Wie die Ampel-Politik ausgerechnet im sogenannten „Kampf gegen rechts“ den Antisemitismus fördert

Innenministerin Nancy Faeser verkennt noch immer die Gefahren des linken und islamischen Judenhasses.© CHRISTIAN MARQUARDT NurPhoto NurPhoto via AFP

Der Antisemitismus und die Verunmöglichung eines offenen jüdischen Lebens in Deutschland nehmen in beängstigender Weise explosionsartig zu, obwohl von Jahr zu Jahr mehr Steuergeld für den Kampf gegen rechts ausgegeben wird – derzeit mehr als 1,5 Milliarden Euro.

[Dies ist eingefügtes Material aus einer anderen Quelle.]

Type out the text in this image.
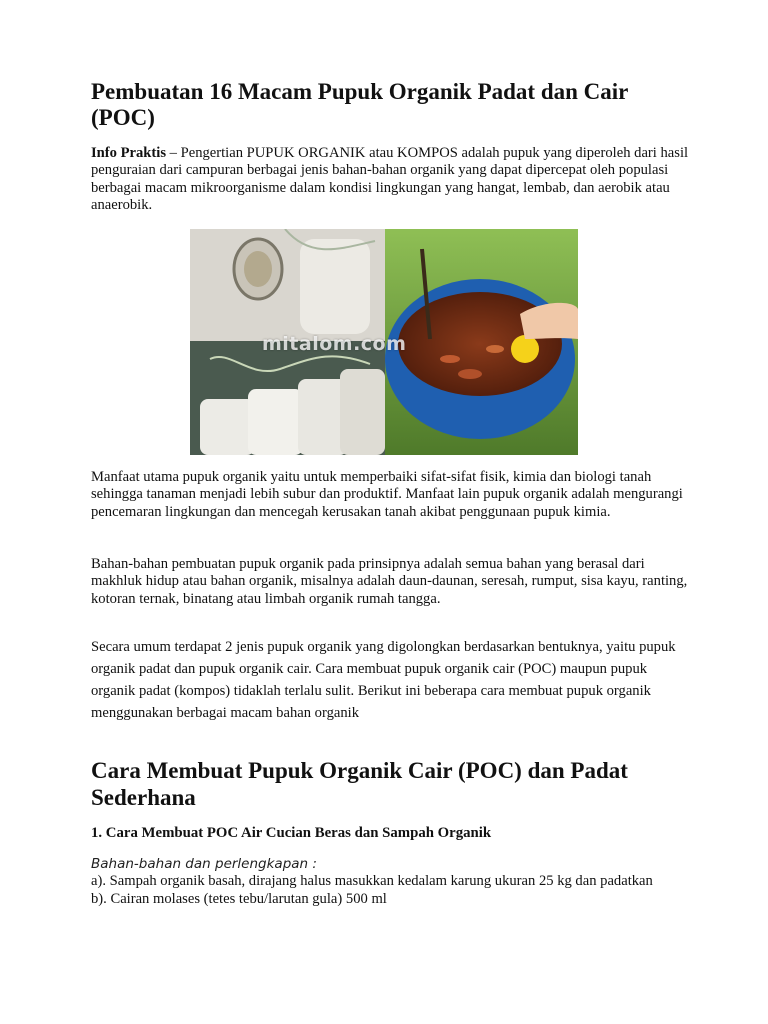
Pembuatan 16 Macam Pupuk Organik Padat dan Cair (POC)
Info Praktis – Pengertian PUPUK ORGANIK atau KOMPOS adalah pupuk yang diperoleh dari hasil penguraian dari campuran berbagai jenis bahan-bahan organik yang dapat dipercepat oleh populasi berbagai macam mikroorganisme dalam kondisi lingkungan yang hangat, lembab, dan aerobik atau anaerobik.
mitalom.com

Manfaat utama pupuk organik yaitu untuk memperbaiki sifat-sifat fisik, kimia dan biologi tanah sehingga tanaman menjadi lebih subur dan produktif. Manfaat lain pupuk organik adalah mengurangi pencemaran lingkungan dan mencegah kerusakan tanah akibat penggunaan pupuk kimia.

Bahan-bahan pembuatan pupuk organik pada prinsipnya adalah semua bahan yang berasal dari makhluk hidup atau bahan organik, misalnya adalah daun-daunan, seresah, rumput, sisa kayu, ranting, kotoran ternak, binatang atau limbah organik rumah tangga.

Secara umum terdapat 2 jenis pupuk organik yang digolongkan berdasarkan bentuknya, yaitu pupuk organik padat dan pupuk organik cair. Cara membuat pupuk organik cair (POC) maupun pupuk organik padat (kompos) tidaklah terlalu sulit. Berikut ini beberapa cara membuat pupuk organik menggunakan berbagai macam bahan organik

Cara Membuat Pupuk Organik Cair (POC) dan Padat Sederhana
1. Cara Membuat POC Air Cucian Beras dan Sampah Organik
Bahan-bahan dan perlengkapan :
a). Sampah organik basah, dirajang halus masukkan kedalam karung ukuran 25 kg dan padatkan
b). Cairan molases (tetes tebu/larutan gula) 500 ml
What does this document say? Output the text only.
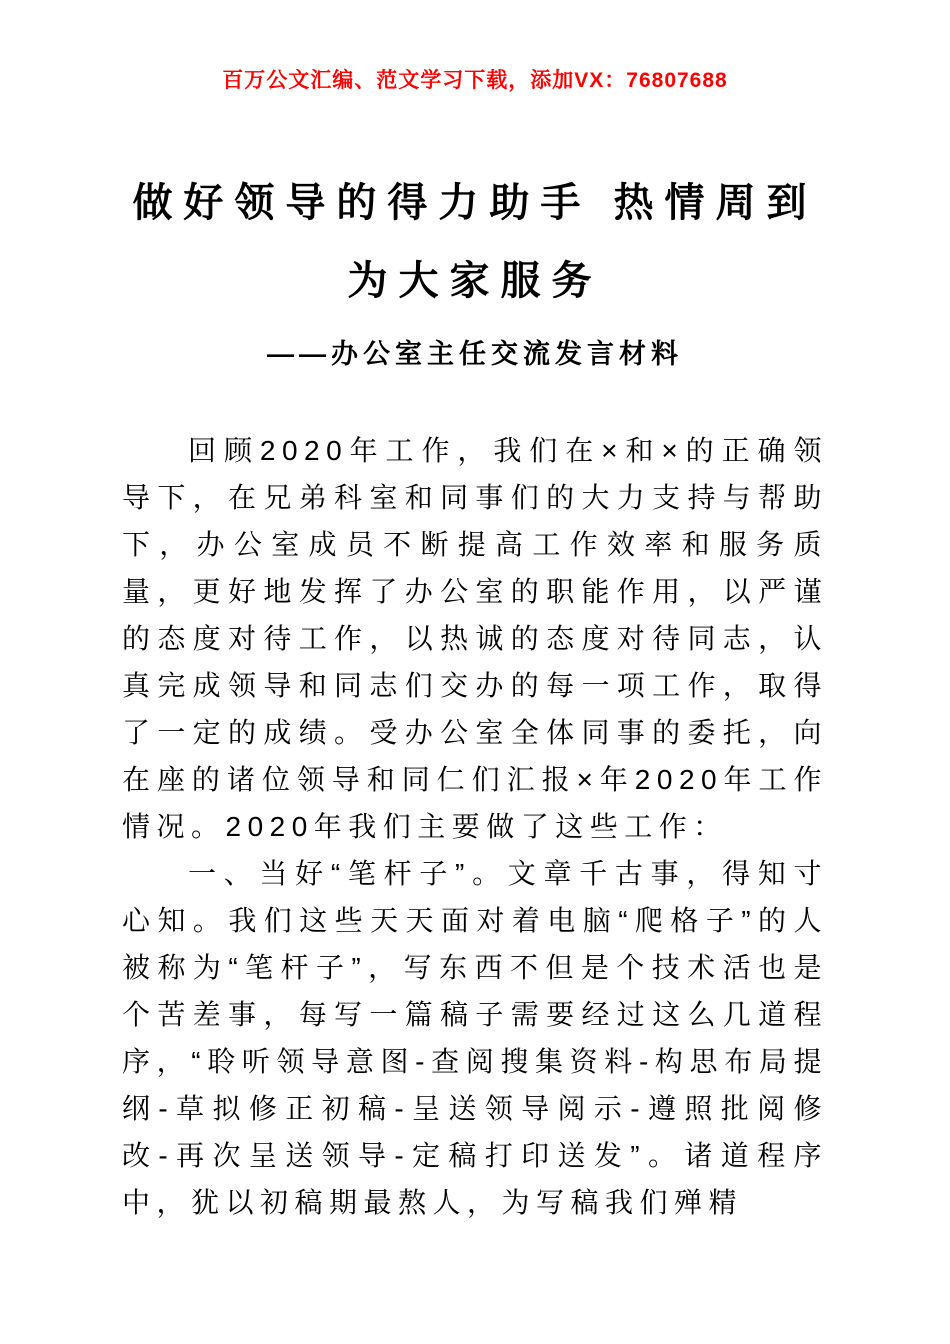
百万公文汇编、范文学习下载，添加VX：76807688
做好领导的得力助手 热情周到
为大家服务
——办公室主任交流发言材料

回顾2020年工作，我们在×和×的正确领导下，在兄弟科室和同事们的大力支持与帮助下，办公室成员不断提高工作效率和服务质量，更好地发挥了办公室的职能作用，以严谨的态度对待工作，以热诚的态度对待同志，认真完成领导和同志们交办的每一项工作，取得了一定的成绩。受办公室全体同事的委托，向在座的诸位领导和同仁们汇报×年2020年工作情况。2020年我们主要做了这些工作：

一、当好“笔杆子”。文章千古事，得知寸心知。我们这些天天面对着电脑“爬格子”的人被称为“笔杆子”，写东西不但是个技术活也是个苦差事，每写一篇稿子需要经过这么几道程序，“聆听领导意图-查阅搜集资料-构思布局提纲-草拟修正初稿-呈送领导阅示-遵照批阅修改-再次呈送领导-定稿打印送发”。诸道程序中，犹以初稿期最熬人，为写稿我们殚精
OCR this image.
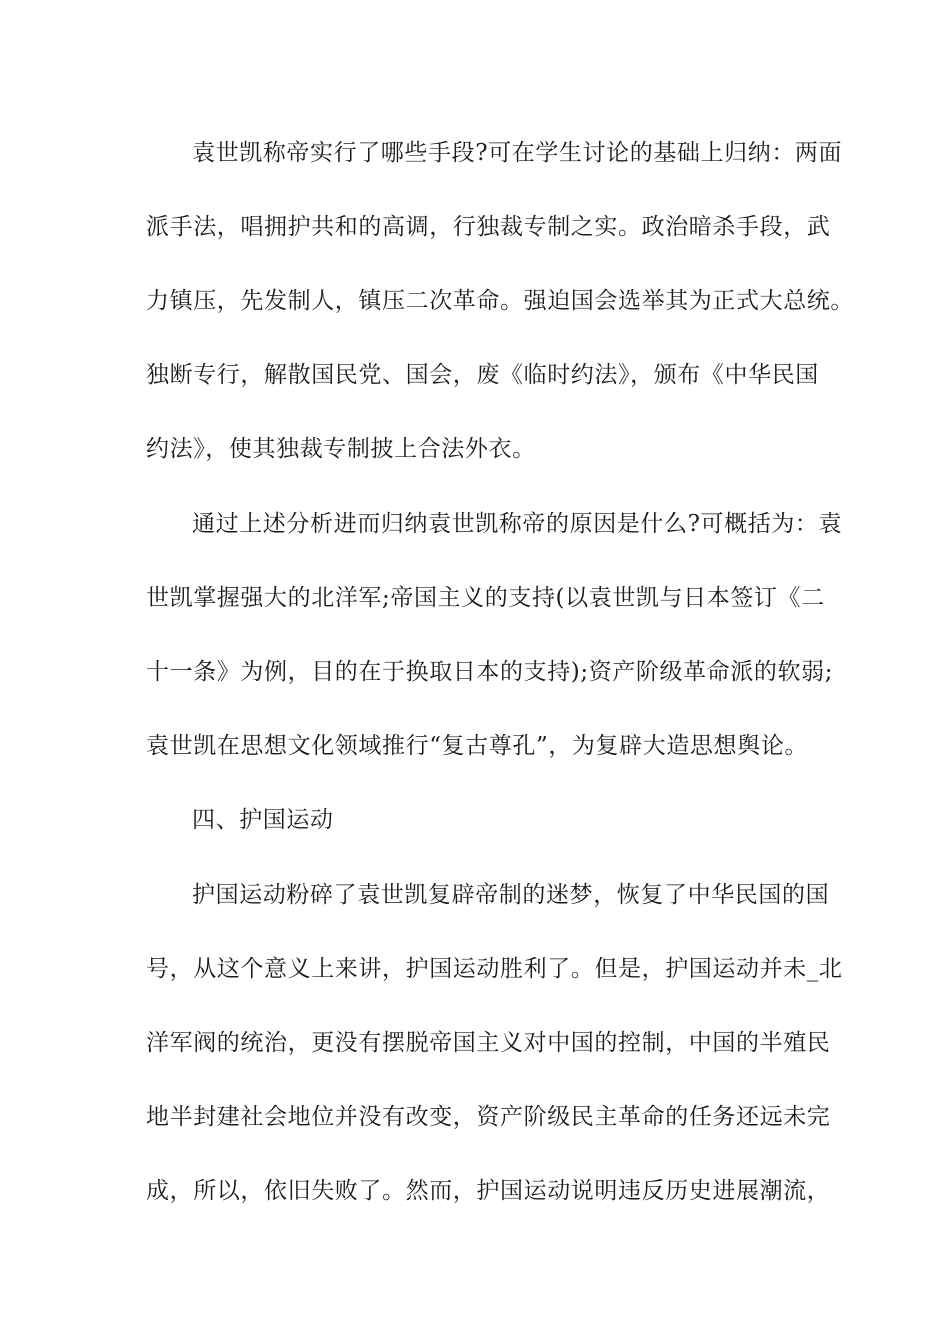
袁世凯称帝实行了哪些手段?可在学生讨论的基础上归纳：两面
派手法，唱拥护共和的高调，行独裁专制之实。政治暗杀手段，武
力镇压，先发制人，镇压二次革命。强迫国会选举其为正式大总统。
独断专行，解散国民党、国会，废《临时约法》，颁布《中华民国
约法》，使其独裁专制披上合法外衣。
通过上述分析进而归纳袁世凯称帝的原因是什么?可概括为：袁
世凯掌握强大的北洋军;帝国主义的支持(以袁世凯与日本签订《二
十一条》为例，目的在于换取日本的支持);资产阶级革命派的软弱;
袁世凯在思想文化领域推行“复古尊孔”，为复辟大造思想舆论。
四、护国运动
护国运动粉碎了袁世凯复辟帝制的迷梦，恢复了中华民国的国
号，从这个意义上来讲，护国运动胜利了。但是，护国运动并未_北
洋军阀的统治，更没有摆脱帝国主义对中国的控制，中国的半殖民
地半封建社会地位并没有改变，资产阶级民主革命的任务还远未完
成，所以，依旧失败了。然而，护国运动说明违反历史进展潮流，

Dabei wird die wirkliche Diagnose verweigert und der Rechtsextremismus als einzige und größte antisemitische Gefahr benannt. Vorsätzlich und mit der grünen und links-woken Politik konform, werden die wirklichen gegenwärtigen antisemitischen Hauptgefahren, der islamo-migrantische Juden-Hass und der bewusst wenig thematisierte Linksextremismus, verniedlicht oder sogar gänzlich verschwiegen sowie der Kollektivismus als verbindende Klammer übersehen. Das faktisch missglückte aber gerne zitierte Multi-Kulti-Gefasel ist in Wirklichkeit eine Anbiederung an den keinesfalls bunten, dafür aber rassistischen und intoleranten islamischen Juden-Hass. Diese Verweigerung der wirklichen Diagnose verhindert eine wirksame Therapie durch Abschiebungen der entsprechend gesinnten Straftäter. Sie stellt eine Förderung des gewalttätigen islamischen Juden-Hasses in unserem Lande dar und führt zunehmend zur Abwanderung jüdischer Menschen aus Deutschland. (JR)

Von Rainer Fassnacht

Am 27. Januar 1945 befreiten sowjetische Truppen die Menschen im Konzentrations- und Vernichtungslager Auschwitz-Birkenau. Das Datum ist seit 1996 ein bundesweiter, gesetzlich verankerter Gedenktag in Deutschland. Außerdem wurde das Datum im Jahr 2005 von den Vereinten Nationen zum Internationalen Tag des Gedenkens an die Opfer des Holocaust erklärt.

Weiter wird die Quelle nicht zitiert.